Demise of hybrid cars in Norway shows how UK is falling behind in technological race

While Norway is buying a tiny number of new hybrid cars, in the UK they make up about a quarter of the market

Over the years, advances in science and technology have produced some decidedly strange creations as people got to grips with the new opportunities on offer. At the dawn of the Age of the Automobile in the late 1800s, the first cars were known as “horseless carriages” because that’s exactly what they looked like. They were a ‘hybrid’ technology which, while cutting edge for its time, was never going to last.

There were also some technological dead-ends. In 1888, Albert de Dion won a race that pitted his steam-powered tricycle against a steam-powered vehicle from Neuilly to Versailles near Paris. Entries for the 1894 race from Paris to Rouen – considered “the very first competitive motorsport event”, according to Goodwood Road & Racing – included a vehicle powered by “gravity”, one that used compressed air, another based on a “system of pendulums” and a fourth that was apparently moved “by the weight of the passengers”.

However, most used steam or petrol and eventually, as engineers worked out the best form of propulsion – the combustion engine – and the most aerodynamic shape, cars ended up looking more or less the same. But it took decades.

Hybrid cars an obvious stopgap

This is one of the reasons why it is important to remain at the forefront of new technology. Linger too long in the ways of the past and we may find ourselves living in an outdated backwater.

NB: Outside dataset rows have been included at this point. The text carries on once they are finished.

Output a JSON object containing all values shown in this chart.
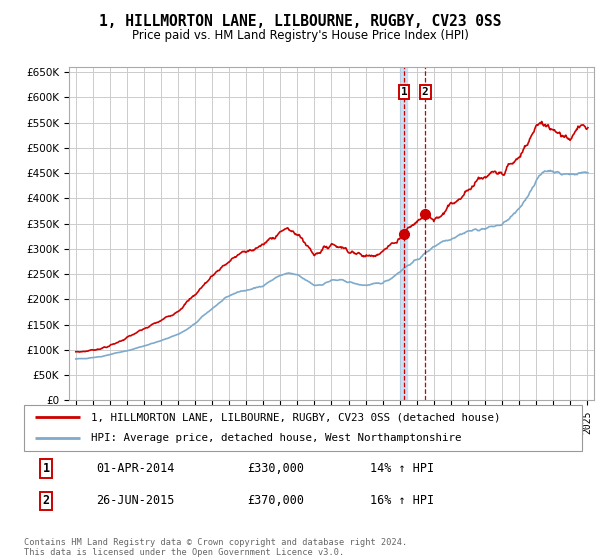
{
  "title": "1, HILLMORTON LANE, LILBOURNE, RUGBY, CV23 0SS",
  "subtitle": "Price paid vs. HM Land Registry's House Price Index (HPI)",
  "legend_line1": "1, HILLMORTON LANE, LILBOURNE, RUGBY, CV23 0SS (detached house)",
  "legend_line2": "HPI: Average price, detached house, West Northamptonshire",
  "sale1_date": "01-APR-2014",
  "sale1_price": "£330,000",
  "sale1_hpi": "14% ↑ HPI",
  "sale2_date": "26-JUN-2015",
  "sale2_price": "£370,000",
  "sale2_hpi": "16% ↑ HPI",
  "footer": "Contains HM Land Registry data © Crown copyright and database right 2024.\nThis data is licensed under the Open Government Licence v3.0.",
  "red_color": "#cc0000",
  "blue_color": "#7eaacc",
  "sale1_vline_color": "#aaccee",
  "background_color": "#ffffff",
  "grid_color": "#cccccc",
  "ylim": [
    0,
    660000
  ],
  "yticks": [
    0,
    50000,
    100000,
    150000,
    200000,
    250000,
    300000,
    350000,
    400000,
    450000,
    500000,
    550000,
    600000,
    650000
  ],
  "sale1_x": 2014.25,
  "sale2_x": 2015.5,
  "sale1_y": 330000,
  "sale2_y": 370000,
  "xmin": 1994.6,
  "xmax": 2025.4
}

While hybrid vehicles look like ordinary cars, they are, in a way, just as odd as the horseless carriages of old. Instead of a petrol engine bolted onto a vehicle designed to be pulled by horses, they basically add an electric engine to a petrol-powered car. Even when they were first introduced, it seemed obvious they were a stop-gap solution until fully electric cars became mainstream.

The focus of the electric car industry has been to bring down the price, increase the range and reduce charging times, and this has been starting to pay dividends. As well as the engines and batteries in the cars, there are also likely to be technological innovations to be made to improve the charging points, cabling and even road surfaces (there are already some that can charge cars as they drive along).

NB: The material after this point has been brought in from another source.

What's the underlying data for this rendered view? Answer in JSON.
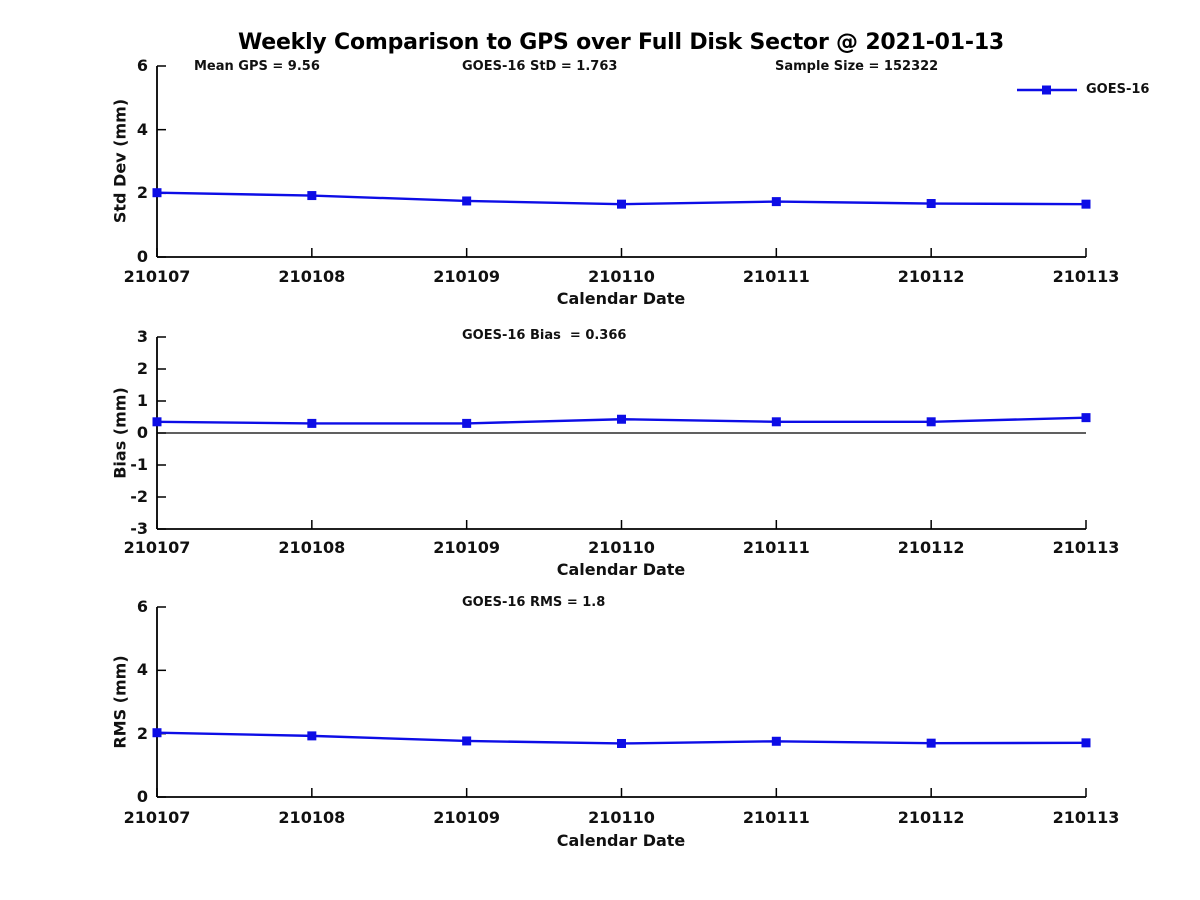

Countries that embrace electric cars first will be in a far better position to do this than those which do not. In January, I wrote about how electric vehicles have taken off in Norway. At that point EVs accounted for 89 per cent of new car sales there, compared to just 18 per cent in the UK.

The latest Norwegian figures show that EVs made up 97.2 per cent of all new passenger vehicles registered and delivered in July. While 9,291 vehicles were fully electric, just 161 hybrids of one kind or another were sold, along with 25 petrol and 86 diesel vehicles. In Norway, hybrids are almost dead.

In the UK in June, EVs accounted for just under a quarter of the market, hybrids a similar amount, with petrol and diesel cars representing just over half of new sales. This means that 75 per cent of the new cars sold in the UK are ones that Norway is busily consigning to history.

Net zero is an ‘economic necessity’

In a way, the hybrid sales are even more telling than the petrol ones as a sign of how far the UK is falling behind – not just clinging to the past but turning to a vehicle that is already outdated. Our future, Norway’s past.

According to a UK Government report published in February last year, “globally, growth in green technologies has been consistently higher than both brown technology (fossil fuels) and total growth across all technologies, seeing nearly 400 per cent growth between 2000 and 2020”. In other words, electricity, produced by renewables, and the machines that use it are where it’s at and where the UK needs to be.

Don’t believe me? Perhaps Louise Hellem, chief economist at the Confederation of British Industry, will persuade you. “In an age marked by global uncertainty and rising energy costs, the pursuit of net zero stands as both an economic necessity and a moral imperative. Greater energy security is paramount to improving the resilience and competitiveness of the economy, and embracing green technologies must be at the heart of the UK’s growth strategy,” she wrote in a forward to a recent report by CBI Economics and the Energy and Climate Intelligence Unit, called The Future is Green.

Echoing the government report, she added: “Our analysis has consistently shown that the net-zero economy is growing at a faster pace than the rest of the economy. This reflects growing investor confidence that adapting the economy to climate risk will secure huge competitive advantage through inward investment, export opportunities and mitigating volatility of high exposure to international energy markets.”

Culture war issue

Of course, cars are just one example of how well, or badly, the UK is doing in this new Industrial Revolution. There are a myriad of others. But if they are anything to go by, Norway is using its fossil fuel wealth to modernise its economy far more effectively than the UK is using ours.

Climate change appears to have become a ‘culture war’ issue in the UK. I only hope people who think it’s all a hoax or not something we need to be concerned about can separate such beliefs from the very real economic opportunities to be had.

Otherwise, when we turn on our ignitions, we may increasingly begin to hear the clippety-clop of horses’ hooves and chuff-chuffing of a steam-powered tricycle beneath the rumble of the engine as ghostly reminders of the past opportunities that were taken, not missed, return to haunt us.